The reasons are simple. The game has an exhilarating pace and high scoring. It's not too expensive to put a team together. And in an atmosphere where colleges want to add sports to increase revenue, it's a good fit. Several schools that are expanding their athletic programs cited the need to boost enrollment and thereby generate more tuition, particularly in Divisions II and III, where athletes often don't receive scholarships.
"It is just blowing up at the Division III level, particularly moving westward," said Ernst, Southwestern's coach. "There's really no expenditure on our part. It's equipment and travel."
Four of this year's new NCAA teams are outside the Eastern time zone, including a women's team at Carthage (Wis.) College and a men's team at the Milwaukee School of Engineering. For some, playing is an unexpected bonus.

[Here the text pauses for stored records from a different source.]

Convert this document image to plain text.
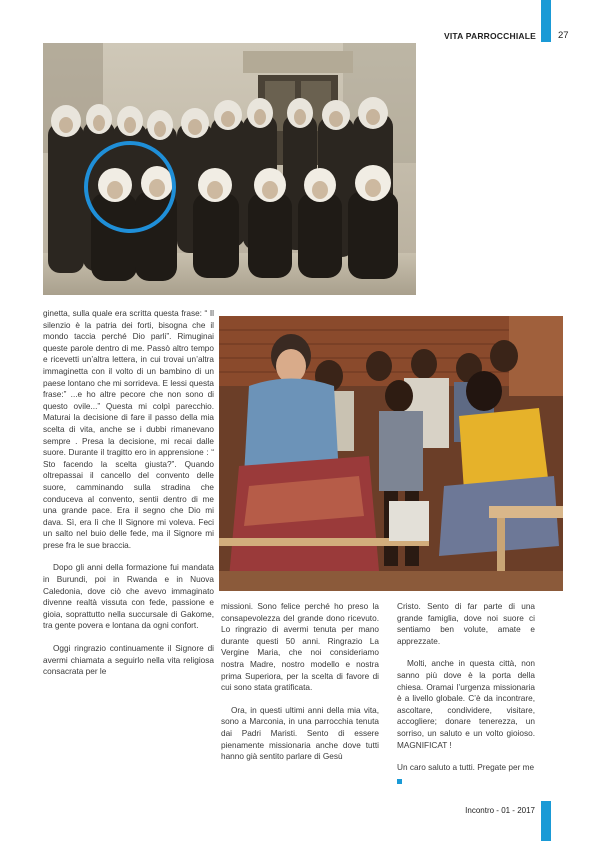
VITA PARROCCHIALE 27

ginetta, sulla quale era scritta questa frase: “ Il silenzio è la patria dei forti, bisogna che il mondo taccia perché Dio parli”. Rimuginai queste parole dentro di me. Passò altro tempo e ricevetti un’altra lettera, in cui trovai un’altra immaginetta con il volto di un bambino di un paese lontano che mi sorrideva. E lessi questa frase:” ...e ho altre pecore che non sono di questo ovile...” Questa mi colpì parecchio. Maturai la decisione di fare il passo della mia scelta di vita, anche se i dubbi rimanevano sempre . Presa la decisione, mi recai dalle suore. Durante il tragitto ero in apprensione : “ Sto facendo la scelta giusta?”. Quando oltrepassai il cancello del convento delle suore, camminando sulla stradina che conduceva al convento, sentii dentro di me una grande pace. Era il segno che Dio mi dava. Sì, era lì che Il Signore mi voleva. Feci un salto nel buio delle fede, ma il Signore mi prese fra le sue braccia.

Dopo gli anni della formazione fui mandata in Burundi, poi in Rwanda e in Nuova Caledonia, dove ciò che avevo immaginato divenne realtà vissuta con fede, passione e gioia, soprattutto nella succursale di Gakome, tra gente povera e lontana da ogni confort.

Oggi ringrazio continuamente il Signore di avermi chiamata a seguirlo nella vita religiosa consacrata per le

missioni. Sono felice perché ho preso la consapevolezza del grande dono ricevuto. Lo ringrazio di avermi tenuta per mano durante questi 50 anni. Ringrazio La Vergine Maria, che noi consideriamo nostra Madre, nostro modello e nostra prima Superiora, per la scelta di favore di cui sono stata gratificata.

Ora, in questi ultimi anni della mia vita, sono a Marconia, in una parrocchia tenuta dai Padri Maristi. Sento di essere pienamente missionaria anche dove tutti hanno già sentito parlare di Gesù

Cristo. Sento di far parte di una grande famiglia, dove noi suore ci sentiamo ben volute, amate e apprezzate.

Molti, anche in questa città, non sanno più dove è la porta della chiesa. Oramai l’urgenza missionaria è a livello globale. C’è da incontrare, ascoltare, condividere, visitare, accogliere; donare tenerezza, un sorriso, un saluto e un volto gioioso. MAGNIFICAT !

Un caro saluto a tutti. Pregate per me

Incontro - 01 - 2017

"I definitely didn't come to school expecting to turn into a Division III lacrosse player," said Milwaukee goalkeeper Ian Wilson, who had last played lacrosse as a freshman in high school in Illinois. "It's the exact opposite of what I thought I would be doing my senior year."
The debut of the first NCAA men's lacrosse program in Texas — at Southwestern — comes nearly four decades after Navy and Johns Hopkins played the first varsity college game in the state at the Houston Astrodome, according to US Lacrosse, the Baltimore-based national governing body.
Division III Southwestern, located about 25 miles north of Austin, had success as a club team and lacrosse was seen as a way to boost male and out-of-state enrollment, Ernst said.
"They wanted to be the first," he said. "We're the only one in Texas."